Personal life and hobbies of Alexander Prokhanov

Alexander Prokhanov was widowed in 2011. With his wife Lyudmila Konstantinovna, he lived a happy life. Has two sons and a daughter. One of the sons of Alexander Prokhanov is a publicist Andrey Fefelov, the other is a photographer and singer-songwriter Vasily Prokhanov.

“Once I said to my son Vasya:“ I feel guilty before you, I did very little with you. And what’s more, I remember very little from your childhood, because I was hanging out somewhere all the time, was busy with my affairs, novels, and you somehow passed, as if in a fog, in front of me. I didn't take care of you. Forgive me for this." And he said to me: “Father, do not blame yourself, because you were very busy with us. We looked at you, we saw you. We saw your attitude to your mother, we saw your attitude to work, to friends, to creativity. You influenced us very much, "" Alexander Prokhanov recalled in an interview with "SP".

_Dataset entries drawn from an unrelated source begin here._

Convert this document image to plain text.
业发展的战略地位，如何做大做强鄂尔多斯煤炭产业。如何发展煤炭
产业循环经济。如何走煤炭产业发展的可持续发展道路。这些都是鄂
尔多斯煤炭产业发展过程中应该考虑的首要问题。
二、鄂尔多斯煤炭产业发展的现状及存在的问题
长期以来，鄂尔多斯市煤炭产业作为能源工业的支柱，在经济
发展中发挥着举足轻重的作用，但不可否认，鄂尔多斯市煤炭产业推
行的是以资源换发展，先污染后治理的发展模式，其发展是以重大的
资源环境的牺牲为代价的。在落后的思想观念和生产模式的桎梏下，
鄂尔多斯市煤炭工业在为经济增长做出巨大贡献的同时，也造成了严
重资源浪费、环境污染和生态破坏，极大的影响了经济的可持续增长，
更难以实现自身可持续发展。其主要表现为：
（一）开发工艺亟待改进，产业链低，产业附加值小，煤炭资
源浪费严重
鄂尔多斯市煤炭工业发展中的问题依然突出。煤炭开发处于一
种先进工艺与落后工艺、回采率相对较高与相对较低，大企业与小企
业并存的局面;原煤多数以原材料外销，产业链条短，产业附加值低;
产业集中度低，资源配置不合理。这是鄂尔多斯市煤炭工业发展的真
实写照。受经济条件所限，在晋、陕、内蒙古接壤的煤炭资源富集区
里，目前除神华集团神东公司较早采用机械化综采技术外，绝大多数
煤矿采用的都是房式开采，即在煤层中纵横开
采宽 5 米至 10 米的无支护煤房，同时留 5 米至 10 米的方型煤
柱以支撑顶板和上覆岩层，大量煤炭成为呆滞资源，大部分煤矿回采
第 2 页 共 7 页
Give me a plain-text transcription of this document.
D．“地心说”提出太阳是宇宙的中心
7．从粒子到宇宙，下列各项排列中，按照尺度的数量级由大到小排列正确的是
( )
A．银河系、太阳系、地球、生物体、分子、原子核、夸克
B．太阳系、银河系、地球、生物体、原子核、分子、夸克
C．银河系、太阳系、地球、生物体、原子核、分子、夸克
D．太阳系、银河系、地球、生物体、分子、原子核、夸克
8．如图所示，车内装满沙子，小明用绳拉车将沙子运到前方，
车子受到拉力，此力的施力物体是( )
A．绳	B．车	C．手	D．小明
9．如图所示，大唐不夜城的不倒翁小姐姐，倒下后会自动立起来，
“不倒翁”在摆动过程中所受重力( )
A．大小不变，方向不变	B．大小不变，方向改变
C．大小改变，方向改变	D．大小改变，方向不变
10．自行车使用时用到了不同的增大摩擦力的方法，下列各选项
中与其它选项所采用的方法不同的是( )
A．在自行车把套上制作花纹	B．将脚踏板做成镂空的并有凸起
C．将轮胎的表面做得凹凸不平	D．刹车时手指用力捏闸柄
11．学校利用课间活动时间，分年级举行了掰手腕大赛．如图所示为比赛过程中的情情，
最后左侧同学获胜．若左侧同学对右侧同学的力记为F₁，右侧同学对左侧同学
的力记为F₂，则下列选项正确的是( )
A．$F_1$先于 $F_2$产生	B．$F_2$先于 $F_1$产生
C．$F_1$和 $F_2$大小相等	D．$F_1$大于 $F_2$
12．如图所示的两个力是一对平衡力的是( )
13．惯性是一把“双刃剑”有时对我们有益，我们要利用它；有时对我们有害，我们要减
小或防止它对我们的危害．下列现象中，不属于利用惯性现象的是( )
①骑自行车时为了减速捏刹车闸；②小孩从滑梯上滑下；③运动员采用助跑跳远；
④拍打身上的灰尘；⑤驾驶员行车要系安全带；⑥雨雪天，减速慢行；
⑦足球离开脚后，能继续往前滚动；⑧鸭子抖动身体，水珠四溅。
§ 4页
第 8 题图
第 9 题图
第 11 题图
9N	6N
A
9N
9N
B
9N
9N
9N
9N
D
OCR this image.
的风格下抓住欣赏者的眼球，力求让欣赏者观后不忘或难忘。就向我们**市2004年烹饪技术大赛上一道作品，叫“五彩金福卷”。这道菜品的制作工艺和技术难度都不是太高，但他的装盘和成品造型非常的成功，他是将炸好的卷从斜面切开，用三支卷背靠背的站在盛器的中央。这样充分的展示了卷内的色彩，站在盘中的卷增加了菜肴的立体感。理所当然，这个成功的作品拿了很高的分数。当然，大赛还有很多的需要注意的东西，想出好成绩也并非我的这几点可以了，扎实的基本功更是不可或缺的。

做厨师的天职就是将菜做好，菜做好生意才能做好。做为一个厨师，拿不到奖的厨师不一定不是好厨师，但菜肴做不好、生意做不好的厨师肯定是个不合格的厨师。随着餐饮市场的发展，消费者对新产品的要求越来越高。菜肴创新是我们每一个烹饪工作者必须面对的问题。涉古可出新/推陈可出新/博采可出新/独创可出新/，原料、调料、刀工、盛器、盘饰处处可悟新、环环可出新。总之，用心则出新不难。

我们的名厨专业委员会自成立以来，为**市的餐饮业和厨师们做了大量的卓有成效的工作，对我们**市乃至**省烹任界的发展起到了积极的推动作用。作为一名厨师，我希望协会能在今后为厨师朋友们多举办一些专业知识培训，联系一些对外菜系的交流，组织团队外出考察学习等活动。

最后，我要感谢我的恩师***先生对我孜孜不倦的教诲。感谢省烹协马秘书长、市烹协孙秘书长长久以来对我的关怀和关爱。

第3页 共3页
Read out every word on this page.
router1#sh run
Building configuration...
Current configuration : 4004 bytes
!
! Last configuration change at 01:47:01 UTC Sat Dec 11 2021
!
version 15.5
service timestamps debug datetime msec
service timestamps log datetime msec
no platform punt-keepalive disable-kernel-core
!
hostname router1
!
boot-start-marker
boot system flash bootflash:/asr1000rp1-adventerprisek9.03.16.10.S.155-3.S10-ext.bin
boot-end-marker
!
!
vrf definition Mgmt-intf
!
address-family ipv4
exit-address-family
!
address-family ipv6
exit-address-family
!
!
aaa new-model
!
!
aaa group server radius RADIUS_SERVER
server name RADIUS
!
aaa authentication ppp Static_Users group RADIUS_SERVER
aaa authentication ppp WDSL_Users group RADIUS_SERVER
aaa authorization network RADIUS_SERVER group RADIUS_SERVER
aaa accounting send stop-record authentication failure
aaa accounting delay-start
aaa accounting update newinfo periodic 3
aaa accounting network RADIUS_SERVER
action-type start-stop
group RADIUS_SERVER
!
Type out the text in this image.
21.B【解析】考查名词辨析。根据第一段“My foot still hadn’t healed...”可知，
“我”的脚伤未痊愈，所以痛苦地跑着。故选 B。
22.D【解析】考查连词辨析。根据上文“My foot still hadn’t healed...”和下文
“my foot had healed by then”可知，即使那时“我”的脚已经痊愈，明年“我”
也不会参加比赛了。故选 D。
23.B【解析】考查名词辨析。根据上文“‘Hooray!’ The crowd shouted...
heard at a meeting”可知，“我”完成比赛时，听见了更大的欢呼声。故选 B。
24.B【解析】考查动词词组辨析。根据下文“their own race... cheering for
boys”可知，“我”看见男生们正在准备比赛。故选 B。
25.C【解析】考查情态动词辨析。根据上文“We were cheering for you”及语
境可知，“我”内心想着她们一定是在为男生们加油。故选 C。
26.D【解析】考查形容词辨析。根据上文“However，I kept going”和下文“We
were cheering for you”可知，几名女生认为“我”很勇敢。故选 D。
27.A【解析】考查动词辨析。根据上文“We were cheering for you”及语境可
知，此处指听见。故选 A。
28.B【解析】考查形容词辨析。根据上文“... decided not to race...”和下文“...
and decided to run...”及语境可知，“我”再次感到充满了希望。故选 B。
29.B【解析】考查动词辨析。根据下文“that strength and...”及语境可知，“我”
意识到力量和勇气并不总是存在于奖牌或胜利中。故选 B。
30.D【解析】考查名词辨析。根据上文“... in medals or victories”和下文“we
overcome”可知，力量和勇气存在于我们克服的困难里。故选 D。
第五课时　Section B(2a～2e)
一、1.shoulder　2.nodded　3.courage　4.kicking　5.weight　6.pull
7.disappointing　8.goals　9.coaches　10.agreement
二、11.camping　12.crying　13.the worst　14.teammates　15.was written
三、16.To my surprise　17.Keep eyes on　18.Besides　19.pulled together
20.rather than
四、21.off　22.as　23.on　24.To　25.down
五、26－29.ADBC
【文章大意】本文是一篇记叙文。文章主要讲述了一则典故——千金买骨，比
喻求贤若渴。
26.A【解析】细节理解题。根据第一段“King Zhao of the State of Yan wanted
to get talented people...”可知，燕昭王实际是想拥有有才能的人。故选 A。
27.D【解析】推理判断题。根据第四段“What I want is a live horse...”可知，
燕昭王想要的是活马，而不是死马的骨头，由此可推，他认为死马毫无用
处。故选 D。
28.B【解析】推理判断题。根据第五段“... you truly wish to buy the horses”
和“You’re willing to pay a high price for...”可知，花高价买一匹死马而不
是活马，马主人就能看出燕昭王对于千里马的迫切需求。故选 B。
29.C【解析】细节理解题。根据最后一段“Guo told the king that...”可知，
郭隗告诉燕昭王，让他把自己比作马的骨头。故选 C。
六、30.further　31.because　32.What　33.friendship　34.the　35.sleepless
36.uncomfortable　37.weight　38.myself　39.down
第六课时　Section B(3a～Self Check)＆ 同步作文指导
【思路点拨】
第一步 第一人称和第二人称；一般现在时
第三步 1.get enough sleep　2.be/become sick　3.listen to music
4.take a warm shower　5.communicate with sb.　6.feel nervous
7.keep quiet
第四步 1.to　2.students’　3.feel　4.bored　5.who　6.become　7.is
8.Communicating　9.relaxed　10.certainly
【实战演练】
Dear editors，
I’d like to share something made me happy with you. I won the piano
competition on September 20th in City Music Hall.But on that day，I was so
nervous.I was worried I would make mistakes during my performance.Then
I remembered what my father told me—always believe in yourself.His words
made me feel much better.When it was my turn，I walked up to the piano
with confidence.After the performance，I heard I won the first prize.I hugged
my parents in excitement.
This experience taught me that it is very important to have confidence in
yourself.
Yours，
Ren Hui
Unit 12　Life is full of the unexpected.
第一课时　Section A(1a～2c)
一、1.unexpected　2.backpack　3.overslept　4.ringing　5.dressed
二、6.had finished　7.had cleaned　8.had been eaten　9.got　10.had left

Alexander Andreevich Prokhanov is fond of collecting butterflies. Draws in the style of primitivism.

* « Letterseventy four”- a common alternative name for two documents: “Letters from Russian writers to the Supreme Soviet of the USSR, the Supreme Soviet of the RSFSR, delegates of the XXVIII Congress of the Communist Party of the Soviet Union”, signed by 74 writers, as well as its finalized version after the election of the President of the USSR M. S. Gorbachev - “Letters writers, workers of culture and science of Russia to the President of the USSR, the Supreme Soviet of the USSR, the Supreme Soviet of the RSFSR, the delegates of the XXVIII Congress of the Communist Party of the Soviet Union.

Andrey Fefelov: “The Russian world is the whole universe, a springboard for the Transformation of the world”

Andrey Fefelov

What is the “Russian world” in your understanding? How far geographically does it extend and what worldview concepts does it cover?

The Russian world is the whole universe, because the Russian people have cosmic thinking, and Russia has no spatial, spiritual, or temporal limits. That is why one can only believe in it, and it is completely pointless to measure it in kilometers or kilograms. Russia is the territory of a miracle. The rays from this miracle penetrate walls, clouds, and zones of eternal emptiness, scatter across all the nooks and crannies of the universe.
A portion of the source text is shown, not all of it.